Hi Sheryl -
If the grid nodes have their capacity configured correctly, there shouldn't be a significant increase in time for the test execution, unless we're measuring very short periods of time (ms).
You'll notice that in the Processing Queue, NCrunch will tend to group tests together in batches. This is done because there is overhead involved in calling into the test framework (i.e. NUnit), so NCrunch will create small groups of tests that can run sequentially in a batch based on their execution time. If the 8 tests you've mentioned each take 50ms to execute, they'll likely be placed in the same batch and run sequentially, as this is much more efficient than trying to separate them and call into the test framework 8 times.
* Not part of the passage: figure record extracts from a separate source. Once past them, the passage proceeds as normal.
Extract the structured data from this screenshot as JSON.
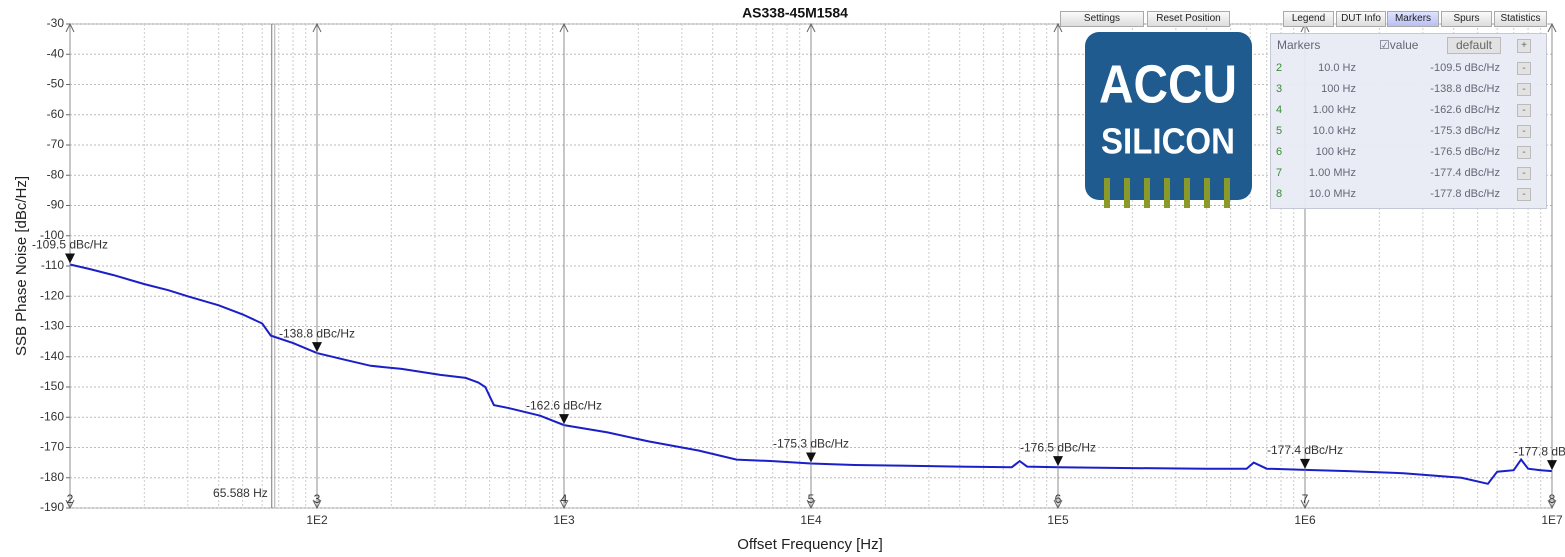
{
  "chart_data": {
    "type": "line",
    "title": "AS338-45M1584",
    "xlabel": "Offset Frequency [Hz]",
    "ylabel": "SSB Phase Noise [dBc/Hz]",
    "xscale": "log",
    "grid": true,
    "color": "#1a1fc8",
    "xlim": [
      10,
      10000000
    ],
    "ylim": [
      -190,
      -30
    ],
    "xticks": [
      {
        "value": 100,
        "label": "1E2"
      },
      {
        "value": 1000,
        "label": "1E3"
      },
      {
        "value": 10000,
        "label": "1E4"
      },
      {
        "value": 100000,
        "label": "1E5"
      },
      {
        "value": 1000000,
        "label": "1E6"
      },
      {
        "value": 10000000,
        "label": "1E7"
      }
    ],
    "yticks": [
      -30,
      -40,
      -50,
      -60,
      -70,
      -80,
      -90,
      -100,
      -110,
      -120,
      -130,
      -140,
      -150,
      -160,
      -170,
      -180,
      -190
    ],
    "x": [
      10,
      12,
      15,
      20,
      25,
      30,
      40,
      50,
      60,
      65,
      80,
      100,
      130,
      165,
      220,
      316,
      400,
      450,
      480,
      500,
      520,
      600,
      800,
      1000,
      1500,
      2200,
      3500,
      5000,
      7000,
      10000,
      15000,
      23000,
      40000,
      65000,
      70000,
      75000,
      100000,
      200000,
      400000,
      580000,
      620000,
      700000,
      1000000,
      1500000,
      2500000,
      4300000,
      5500000,
      6000000,
      7000000,
      7500000,
      8000000,
      9000000,
      10000000
    ],
    "values": [
      -109.5,
      -111,
      -113,
      -116,
      -118,
      -120,
      -123,
      -126,
      -129,
      -133,
      -135.5,
      -138.8,
      -141,
      -143,
      -144,
      -146,
      -147,
      -148.5,
      -150,
      -153,
      -156,
      -157,
      -159.5,
      -162.6,
      -165,
      -168,
      -171,
      -174,
      -174.5,
      -175.3,
      -175.8,
      -176,
      -176.3,
      -176.5,
      -174.5,
      -176.3,
      -176.5,
      -176.8,
      -177,
      -177,
      -175,
      -177,
      -177.4,
      -177.8,
      -178.5,
      -180,
      -182,
      -178,
      -177.5,
      -174,
      -177,
      -177.5,
      -177.8
    ],
    "cursor": {
      "x": 65.588,
      "label": "65.588 Hz"
    },
    "markers": [
      {
        "id": "2",
        "x": 10,
        "x_label": "10.0 Hz",
        "value": -109.5,
        "label": "-109.5 dBc/Hz"
      },
      {
        "id": "3",
        "x": 100,
        "x_label": "100 Hz",
        "value": -138.8,
        "label": "-138.8 dBc/Hz"
      },
      {
        "id": "4",
        "x": 1000,
        "x_label": "1.00 kHz",
        "value": -162.6,
        "label": "-162.6 dBc/Hz"
      },
      {
        "id": "5",
        "x": 10000,
        "x_label": "10.0 kHz",
        "value": -175.3,
        "label": "-175.3 dBc/Hz"
      },
      {
        "id": "6",
        "x": 100000,
        "x_label": "100 kHz",
        "value": -176.5,
        "label": "-176.5 dBc/Hz"
      },
      {
        "id": "7",
        "x": 1000000,
        "x_label": "1.00 MHz",
        "value": -177.4,
        "label": "-177.4 dBc/Hz"
      },
      {
        "id": "8",
        "x": 10000000,
        "x_label": "10.0 MHz",
        "value": -177.8,
        "label": "-177.8 dBc/Hz"
      }
    ]
  },
  "toolbar": {
    "left": [
      "Settings",
      "Reset Position"
    ],
    "right": [
      "Legend",
      "DUT Info",
      "Markers",
      "Spurs",
      "Statistics"
    ]
  },
  "marker_panel": {
    "title": "Markers",
    "value_toggle": "value",
    "default_button": "default",
    "add_button": "+",
    "remove_button": "-"
  },
  "logo": {
    "line1": "ACCU",
    "line2": "SILICON"
  }
}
The situation changes when the tests have a longer execution time (i.e. 4 seconds). In this case, you'll likely see more batches and less grouping, allowing more concurrency. There are other variables here, such as the duration of any test fixture setup routine, but this is the general idea.
So if you're looking at one batch of 8 fast tests in the Processing Queue, then this will always be executed on a single grid node, as it's more efficient to just run the tests together.
If you're looking at say, 4 batches of 2 slower tests each in the Processing Queue, and the first grid node has a capacity of 4 processing threads, then the first node to request work from the client will receive all 4 batches and will run them concurrently. Because the node runs the tests concurrently, there should be little overall difference when compared with other nodes picking up the other batches.
The only time you may see a significant increase in execution time with this setup is where the grid nodes have been configured for a maximum capacity that is well beyond their actual capability. For example, if you have a low-spec single-CPU VM configured with 8 max processing threads, then this node will try to concurrently execute more tasks than it has the CPU to efficiently process. This will result in a significantly higher overall execution time because the node does not have enough power to meet the demand, and the other nodes are sitting idle.